Reconsideration Requests

Policy Number: GP-X-072

Last Updated: Sept. 8, 2022 

Providers may request reconsideration of the reimbursement level of submitted charges using the Reconsideration Form. Providers are responsible for supplying all information necessary for Blue Cross and Blue Shield of Nebraska (BCBSNE) to evaluate a reconsideration request. 

Reasons for a reconsideration request are:

  • An invoice for pricing review  
  • Worker’s compensation or subrogation  
  • Provider contract pricing (include the relevant fee schedule information being referenced)  
  • Review of medical records for CPT/HCPCS/IDC10 code edits/denials  
  • Other insurance information  
  • Issues regarding modifier submission  

Reconsideration requests are only available if a claim has been processed and the remittance advice (RA) has been issued.  

Please use the following guidelines when submitting a claim for a reconsideration request:  

The correct, most recent version of the reconsideration form must be used. Ensure the form is completed in its entirety, including the BCBSNE claim number and member ID.  

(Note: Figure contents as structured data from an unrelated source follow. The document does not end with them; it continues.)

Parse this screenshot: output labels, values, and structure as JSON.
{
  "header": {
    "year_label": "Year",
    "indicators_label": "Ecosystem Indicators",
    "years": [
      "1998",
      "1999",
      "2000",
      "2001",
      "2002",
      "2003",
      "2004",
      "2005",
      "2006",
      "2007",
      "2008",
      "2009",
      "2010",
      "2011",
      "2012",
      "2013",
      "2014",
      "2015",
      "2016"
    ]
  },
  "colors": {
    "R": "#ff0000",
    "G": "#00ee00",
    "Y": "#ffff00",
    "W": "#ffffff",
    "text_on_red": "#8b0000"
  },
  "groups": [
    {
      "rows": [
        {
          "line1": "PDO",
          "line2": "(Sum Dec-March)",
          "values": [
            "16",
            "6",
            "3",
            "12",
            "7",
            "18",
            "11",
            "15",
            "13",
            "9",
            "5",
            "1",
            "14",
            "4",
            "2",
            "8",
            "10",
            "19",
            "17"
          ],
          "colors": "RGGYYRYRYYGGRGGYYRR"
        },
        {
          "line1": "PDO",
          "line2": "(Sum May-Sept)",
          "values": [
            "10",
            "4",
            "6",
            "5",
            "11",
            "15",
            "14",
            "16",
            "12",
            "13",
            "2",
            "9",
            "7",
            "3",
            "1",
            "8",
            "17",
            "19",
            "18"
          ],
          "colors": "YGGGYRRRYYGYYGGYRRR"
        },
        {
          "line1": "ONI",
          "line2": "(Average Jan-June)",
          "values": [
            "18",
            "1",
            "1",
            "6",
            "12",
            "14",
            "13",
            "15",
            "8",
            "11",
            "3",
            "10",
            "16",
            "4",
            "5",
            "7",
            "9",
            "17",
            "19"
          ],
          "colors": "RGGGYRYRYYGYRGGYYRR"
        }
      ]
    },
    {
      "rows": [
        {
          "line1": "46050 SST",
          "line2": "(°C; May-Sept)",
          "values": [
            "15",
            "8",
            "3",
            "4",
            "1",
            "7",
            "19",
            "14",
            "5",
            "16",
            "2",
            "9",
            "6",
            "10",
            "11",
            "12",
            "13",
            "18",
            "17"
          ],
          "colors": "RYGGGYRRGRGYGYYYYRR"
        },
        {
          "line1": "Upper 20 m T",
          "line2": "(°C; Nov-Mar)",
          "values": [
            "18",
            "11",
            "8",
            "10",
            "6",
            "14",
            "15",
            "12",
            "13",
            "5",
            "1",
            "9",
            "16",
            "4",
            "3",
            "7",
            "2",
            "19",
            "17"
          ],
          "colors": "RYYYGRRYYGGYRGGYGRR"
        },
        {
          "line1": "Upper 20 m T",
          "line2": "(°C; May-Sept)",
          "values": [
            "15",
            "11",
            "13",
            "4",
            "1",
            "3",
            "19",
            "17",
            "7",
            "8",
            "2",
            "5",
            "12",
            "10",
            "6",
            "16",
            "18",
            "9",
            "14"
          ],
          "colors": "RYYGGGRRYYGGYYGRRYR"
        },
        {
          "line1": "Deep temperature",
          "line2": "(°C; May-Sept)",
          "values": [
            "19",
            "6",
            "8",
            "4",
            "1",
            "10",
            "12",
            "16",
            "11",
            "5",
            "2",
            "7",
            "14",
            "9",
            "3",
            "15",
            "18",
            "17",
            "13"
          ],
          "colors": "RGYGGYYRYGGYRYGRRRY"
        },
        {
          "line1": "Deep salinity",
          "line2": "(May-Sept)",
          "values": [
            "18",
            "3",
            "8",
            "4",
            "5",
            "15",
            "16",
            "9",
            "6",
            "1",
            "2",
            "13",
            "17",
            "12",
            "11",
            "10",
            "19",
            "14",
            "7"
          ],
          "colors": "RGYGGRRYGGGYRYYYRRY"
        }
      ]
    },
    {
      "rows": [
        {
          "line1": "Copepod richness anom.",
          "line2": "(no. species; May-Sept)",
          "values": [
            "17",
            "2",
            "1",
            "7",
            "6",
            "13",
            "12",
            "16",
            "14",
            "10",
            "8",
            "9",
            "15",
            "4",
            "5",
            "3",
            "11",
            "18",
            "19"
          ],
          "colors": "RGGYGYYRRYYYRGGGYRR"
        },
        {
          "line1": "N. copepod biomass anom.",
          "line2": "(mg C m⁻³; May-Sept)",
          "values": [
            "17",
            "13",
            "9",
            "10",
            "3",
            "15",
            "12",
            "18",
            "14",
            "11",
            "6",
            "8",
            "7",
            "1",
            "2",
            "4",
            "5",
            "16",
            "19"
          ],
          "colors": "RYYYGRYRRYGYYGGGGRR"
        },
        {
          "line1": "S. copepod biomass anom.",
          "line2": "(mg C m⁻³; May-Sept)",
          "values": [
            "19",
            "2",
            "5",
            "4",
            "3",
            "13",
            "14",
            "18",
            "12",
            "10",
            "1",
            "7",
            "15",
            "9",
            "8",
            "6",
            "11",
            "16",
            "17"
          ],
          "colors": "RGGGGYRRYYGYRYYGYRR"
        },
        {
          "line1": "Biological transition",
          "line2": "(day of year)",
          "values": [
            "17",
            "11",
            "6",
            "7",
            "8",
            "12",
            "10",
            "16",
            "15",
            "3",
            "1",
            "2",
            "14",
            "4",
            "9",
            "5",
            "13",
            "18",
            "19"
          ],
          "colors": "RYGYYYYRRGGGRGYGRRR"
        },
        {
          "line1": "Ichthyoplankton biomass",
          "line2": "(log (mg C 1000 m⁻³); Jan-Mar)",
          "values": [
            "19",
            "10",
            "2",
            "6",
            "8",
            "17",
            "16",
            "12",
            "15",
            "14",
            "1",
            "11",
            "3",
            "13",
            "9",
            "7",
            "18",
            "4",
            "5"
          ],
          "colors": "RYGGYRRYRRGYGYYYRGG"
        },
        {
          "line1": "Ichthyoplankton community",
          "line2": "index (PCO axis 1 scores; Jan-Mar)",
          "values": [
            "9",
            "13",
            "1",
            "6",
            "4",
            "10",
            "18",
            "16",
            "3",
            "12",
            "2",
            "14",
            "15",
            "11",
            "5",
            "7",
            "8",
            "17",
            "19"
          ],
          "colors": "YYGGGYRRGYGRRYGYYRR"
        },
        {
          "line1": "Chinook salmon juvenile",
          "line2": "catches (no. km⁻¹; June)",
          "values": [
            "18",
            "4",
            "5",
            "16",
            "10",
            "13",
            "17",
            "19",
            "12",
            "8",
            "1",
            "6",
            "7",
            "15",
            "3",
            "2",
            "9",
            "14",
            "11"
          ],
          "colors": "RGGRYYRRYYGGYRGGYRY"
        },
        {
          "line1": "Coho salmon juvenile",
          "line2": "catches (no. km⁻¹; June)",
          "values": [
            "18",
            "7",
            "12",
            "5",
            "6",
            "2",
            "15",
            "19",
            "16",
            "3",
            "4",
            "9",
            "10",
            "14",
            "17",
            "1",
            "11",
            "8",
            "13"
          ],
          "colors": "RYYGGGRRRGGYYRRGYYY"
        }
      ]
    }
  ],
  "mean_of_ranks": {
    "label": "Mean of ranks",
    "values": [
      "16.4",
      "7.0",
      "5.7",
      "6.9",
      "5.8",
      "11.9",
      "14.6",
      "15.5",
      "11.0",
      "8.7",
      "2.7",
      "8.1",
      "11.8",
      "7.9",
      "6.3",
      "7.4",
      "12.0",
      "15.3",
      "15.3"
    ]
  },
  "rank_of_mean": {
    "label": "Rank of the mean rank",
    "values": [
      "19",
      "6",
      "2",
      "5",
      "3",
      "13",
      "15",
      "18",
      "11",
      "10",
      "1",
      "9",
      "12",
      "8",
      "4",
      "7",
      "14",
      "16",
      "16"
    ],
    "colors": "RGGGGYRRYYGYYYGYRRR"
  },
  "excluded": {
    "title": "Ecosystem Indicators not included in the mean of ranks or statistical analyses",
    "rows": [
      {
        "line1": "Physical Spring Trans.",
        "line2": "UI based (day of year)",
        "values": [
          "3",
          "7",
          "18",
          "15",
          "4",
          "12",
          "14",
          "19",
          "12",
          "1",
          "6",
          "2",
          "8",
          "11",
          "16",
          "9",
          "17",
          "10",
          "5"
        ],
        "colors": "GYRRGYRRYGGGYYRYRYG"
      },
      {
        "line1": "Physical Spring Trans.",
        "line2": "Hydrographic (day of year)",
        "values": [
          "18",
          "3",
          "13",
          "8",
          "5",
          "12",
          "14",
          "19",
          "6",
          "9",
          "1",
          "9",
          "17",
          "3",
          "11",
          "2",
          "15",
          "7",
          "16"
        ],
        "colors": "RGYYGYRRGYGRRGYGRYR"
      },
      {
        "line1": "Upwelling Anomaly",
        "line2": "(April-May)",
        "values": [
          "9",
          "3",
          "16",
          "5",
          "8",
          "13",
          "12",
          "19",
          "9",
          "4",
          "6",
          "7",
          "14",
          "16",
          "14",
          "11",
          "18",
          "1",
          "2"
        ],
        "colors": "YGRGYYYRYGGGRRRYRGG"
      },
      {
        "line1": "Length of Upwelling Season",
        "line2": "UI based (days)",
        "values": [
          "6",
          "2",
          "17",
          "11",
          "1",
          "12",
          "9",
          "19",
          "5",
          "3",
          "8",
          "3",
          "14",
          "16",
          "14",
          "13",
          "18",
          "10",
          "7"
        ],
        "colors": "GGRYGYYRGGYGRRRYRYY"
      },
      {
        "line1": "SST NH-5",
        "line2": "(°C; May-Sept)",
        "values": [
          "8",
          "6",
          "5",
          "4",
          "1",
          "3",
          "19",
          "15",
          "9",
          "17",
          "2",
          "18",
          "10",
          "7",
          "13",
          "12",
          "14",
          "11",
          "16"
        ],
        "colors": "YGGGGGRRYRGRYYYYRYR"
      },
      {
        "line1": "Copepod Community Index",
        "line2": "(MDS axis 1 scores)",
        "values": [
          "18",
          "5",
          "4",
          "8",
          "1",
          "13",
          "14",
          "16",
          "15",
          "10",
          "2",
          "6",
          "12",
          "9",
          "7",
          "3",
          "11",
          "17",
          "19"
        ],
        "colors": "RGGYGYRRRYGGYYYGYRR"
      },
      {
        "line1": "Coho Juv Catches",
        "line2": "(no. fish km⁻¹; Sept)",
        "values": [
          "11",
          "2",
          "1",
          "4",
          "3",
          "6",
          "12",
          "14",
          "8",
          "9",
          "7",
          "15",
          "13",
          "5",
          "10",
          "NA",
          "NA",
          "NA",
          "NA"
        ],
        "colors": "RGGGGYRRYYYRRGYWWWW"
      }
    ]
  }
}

In the Reason section of the form, check the applicable box. In the comments section, provide a concise description of the issue, including the code(s) in question.  

When submitting documentation in support of the reconsideration request, include all relevant documentation, but do not include information that does not pertain to the issue.  

Please note that issues regarding preauthorization, medical necessity denial, investigative denial or no assistant surgeon allowed should be sent as appeals, not as a reconsideration.  

Review instructions on submitting an appeal under the topic of “Member Benefit Appeals.” BCBSNE reserves the right to determine a cost threshold for any reconsiderations requested to be cost-efficient for providers and members. The threshold for reimbursements is $25 based on current costs of claims handling.  

If the denial of is upheld after review, the provider may not submit another reconsideration request unless the necessary documentation was not sent initially. Otherwise, the provider will be required to submit an appeal.  

In all cases, BCBSNE will make a final determination of reimbursement level based upon the criteria detailed above. The covered person is not responsible for payment of disputed charges during the appeal/reconsideration process. The provider may not bill the covered person for any payment under dispute.  
**Please Note**  

Appeals and/or reconsiderations must be received on the correct Appeal OR Reconsideration form. Those received on an INCORRECT form will be returned to the provider.